Gundwana sought to challenge the eviction order in the High Court, which dismissed the appeal, and then in the Supreme Court of Appeal, which refused leave to appeal. She also applied to the High Court for rescission of the 2003 execution order. Finally, she approached the Constitutional Court of South Africa, applying both for leave to appeal the eviction order and for direct access to challenge the constitutionality of the 2003 execution order. In particular, she challenged section 31(5)(b) of the Uniform Rules of Court, which empowered the High Court Registrar, when ordering default judgment, to declare immovable property to be specially executable. Gundwana's counsel, Anna-Marie de Vos, contended that it was unconstitutional for the Registrar to make such a declaration when it permitted the sale in execution of the home (primary residence) of a person.

== Judgment ==
Gundwana was granted direct access. Writing on behalf of a unanimous bench, Justice Johan Froneman held that it is unconstitutional for a High Court Registrar to declare immovable property to be specially executable when ordering default judgment under rule 31(5) "to the extent that this permits the sale in execution of the home of a person". Judicial oversight is required in such cases, because the execution of a person's home potentially infringes on the homeowner's right to housing under section 26 of the Constitution. Per Froneman:I conclude that the willingness of mortgagors to put their homes forward as security for the loans they acquire is not by itself sufficient to put those cases beyond the reach of Jaftha. An evaluation of the facts of each case is necessary in order to determine whether a declaration that hypothecated property constituting a person’s home is specially executable, may be made. It is the kind of evaluation that must be done by a court of law, not the registrar. To the extent that the High Court Rules and practice allow the registrar to do so, they are unconstitutional.The court remitted the matter to the High Court, which would adjudicate Gundwana's application for rescission of the execution order. It also set aside the eviction order and referred the application back to the Magistrate's Court, which would make a determination after the rescission application had been decided in the High Court.

== Consequences ==
The judgment overturned the findings of the Supreme Court of Appeal in Standard Bank v Saunderson, to the extent that the Supreme Court had found that the registrar was constitutionally competent to make execution orders when granting default judgment in terms of rule 31(5)(b).

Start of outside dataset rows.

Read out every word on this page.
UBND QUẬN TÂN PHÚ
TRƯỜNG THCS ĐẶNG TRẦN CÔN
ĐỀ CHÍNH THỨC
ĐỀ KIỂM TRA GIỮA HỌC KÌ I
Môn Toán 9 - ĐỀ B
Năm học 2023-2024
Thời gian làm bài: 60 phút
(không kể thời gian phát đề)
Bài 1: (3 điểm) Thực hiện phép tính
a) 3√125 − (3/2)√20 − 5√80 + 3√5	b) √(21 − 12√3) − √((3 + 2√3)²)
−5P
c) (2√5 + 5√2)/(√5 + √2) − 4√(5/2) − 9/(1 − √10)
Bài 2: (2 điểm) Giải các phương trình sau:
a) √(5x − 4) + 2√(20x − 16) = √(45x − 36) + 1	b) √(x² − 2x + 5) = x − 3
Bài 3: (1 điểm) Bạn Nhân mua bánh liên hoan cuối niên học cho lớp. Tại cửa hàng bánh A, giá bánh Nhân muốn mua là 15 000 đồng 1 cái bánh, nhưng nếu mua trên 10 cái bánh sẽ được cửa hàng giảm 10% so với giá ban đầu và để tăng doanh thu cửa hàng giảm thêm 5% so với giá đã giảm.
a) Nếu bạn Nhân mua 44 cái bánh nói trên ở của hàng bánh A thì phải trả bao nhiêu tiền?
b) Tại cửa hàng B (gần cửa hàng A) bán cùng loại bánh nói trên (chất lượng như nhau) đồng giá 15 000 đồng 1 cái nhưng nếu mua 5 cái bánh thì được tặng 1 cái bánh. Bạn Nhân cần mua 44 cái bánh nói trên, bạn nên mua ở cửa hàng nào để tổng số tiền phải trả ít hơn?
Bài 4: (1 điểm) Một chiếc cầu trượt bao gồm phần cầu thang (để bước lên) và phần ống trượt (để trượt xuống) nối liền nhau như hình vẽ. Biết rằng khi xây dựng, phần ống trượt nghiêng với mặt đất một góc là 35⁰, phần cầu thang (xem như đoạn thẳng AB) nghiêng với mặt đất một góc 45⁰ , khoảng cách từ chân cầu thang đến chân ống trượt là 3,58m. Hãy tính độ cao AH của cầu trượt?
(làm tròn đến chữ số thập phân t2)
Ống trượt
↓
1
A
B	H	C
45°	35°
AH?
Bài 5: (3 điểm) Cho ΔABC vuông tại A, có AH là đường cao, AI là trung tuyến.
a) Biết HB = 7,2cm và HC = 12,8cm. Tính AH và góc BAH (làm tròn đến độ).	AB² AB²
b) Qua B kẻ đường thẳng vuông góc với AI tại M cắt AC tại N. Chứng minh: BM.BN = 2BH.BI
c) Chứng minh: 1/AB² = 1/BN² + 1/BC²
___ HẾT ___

With effect from 24 December 2010, the Uniform Rules of Court were amended to deal with the consequences of the Gundwana judgment:

(1)(a) No writ of execution against the immovable property of any judgment debtor shall issue until—
(i) a return shall have been made of any process which may have been issued against the movable property of the judgment debtor from which it appears that the said person has not sufficient movable property to satisfy the writ; or
(ii) such immovable property shall have been declared to be specially executable by the court or, in the case of a judgment granted in terms of rule 31(5), by the registrar: Provided that, where the property sought to be attached is the primary residence of the judgment debtor, no writ shall issue unless the court, having considered all the relevant circumstances, orders execution against such property.